I put Eleanor Roosevelt into the bathroom she and Phoebe had been sharing as a makeshift dog room during the construction. “You take a nap,” I said. “We’ll be back soon.”

She started howling. And howling and howling. The saddest little I’ve-never-been-an-only-dog-before-please-don’t-leave-me howl.

The pitiful howling kept up for days. Exercise, playtime, a new bone—nothing helped. She moped around the house and yard. When I was at home writing, she sat under my chair. When I left the room, she followed me. If she couldn’t go with me, she bayed at the door. She was heartbroken.

“Mom,” my son said, “Eleanor Roosevelt is lonely. Are we going to get another dog?”

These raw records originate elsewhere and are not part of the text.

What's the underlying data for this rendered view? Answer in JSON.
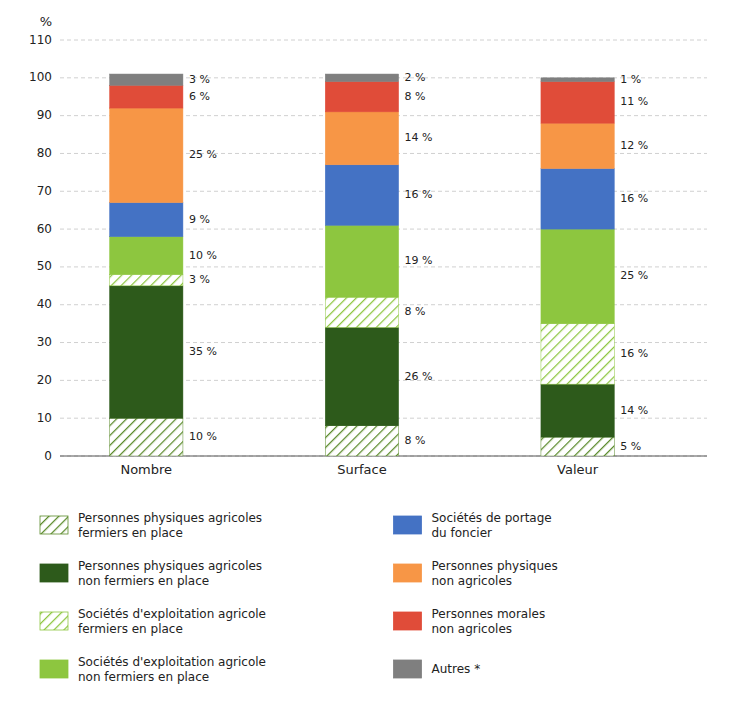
{
  "chart_data": {
    "type": "bar",
    "stacked": true,
    "data_labels": true,
    "grid": true,
    "legend": "bottom",
    "ylabel": "%",
    "categories": [
      "Nombre",
      "Surface",
      "Valeur"
    ],
    "ylim": [
      0,
      110
    ],
    "yticks": [
      0,
      10,
      20,
      30,
      40,
      50,
      60,
      70,
      80,
      90,
      100,
      110
    ],
    "series": [
      {
        "name": "Personnes physiques agricoles\nfermiers en place",
        "color": "#5a8a2a",
        "line_style": "hatched",
        "values": [
          10,
          8,
          5
        ],
        "value_labels": [
          "10 %",
          "8 %",
          "5 %"
        ]
      },
      {
        "name": "Personnes physiques agricoles\nnon fermiers en place",
        "color": "#2d5a1b",
        "line_style": "solid",
        "values": [
          35,
          26,
          14
        ],
        "value_labels": [
          "35 %",
          "26 %",
          "14 %"
        ]
      },
      {
        "name": "Sociétés d'exploitation agricole\nfermiers en place",
        "color": "#8dc63f",
        "line_style": "hatched",
        "values": [
          3,
          8,
          16
        ],
        "value_labels": [
          "3 %",
          "8 %",
          "16 %"
        ]
      },
      {
        "name": "Sociétés d'exploitation agricole\nnon fermiers en place",
        "color": "#8dc63f",
        "line_style": "solid",
        "values": [
          10,
          19,
          25
        ],
        "value_labels": [
          "10 %",
          "19 %",
          "25 %"
        ]
      },
      {
        "name": "Sociétés de portage\ndu foncier",
        "color": "#4472c4",
        "line_style": "solid",
        "values": [
          9,
          16,
          16
        ],
        "value_labels": [
          "9 %",
          "16 %",
          "16 %"
        ]
      },
      {
        "name": "Personnes physiques\nnon agricoles",
        "color": "#f79646",
        "line_style": "solid",
        "values": [
          25,
          14,
          12
        ],
        "value_labels": [
          "25 %",
          "14 %",
          "12 %"
        ]
      },
      {
        "name": "Personnes morales\nnon agricoles",
        "color": "#e04c39",
        "line_style": "solid",
        "values": [
          6,
          8,
          11
        ],
        "value_labels": [
          "6 %",
          "8 %",
          "11 %"
        ]
      },
      {
        "name": "Autres *",
        "color": "#7f7f7f",
        "line_style": "solid",
        "values": [
          3,
          2,
          1
        ],
        "value_labels": [
          "3 %",
          "2 %",
          "1 %"
        ]
      }
    ]
  }
}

Was it part of our plan to adopt a new dog the week before starting school in a new city, while our house was still half under construction? Oh, hell no. But we’re a two-dog family, and we were one dog down. This was no time for the plan.

So the next day, we headed off to the Love at First Sight shelter. There we met a yellow pup, some kind of Labrador mix brought in with an abandoned litter. He had just started eating (and eating and eating) again after recovering from a nearly fatal bout of parvovirus, and his kibble-filled belly ballooned out on either side of his scrawny ribs. This little fellow was the last boy pup of his siblings left—the others, all prettier and pudgier, had been adopted.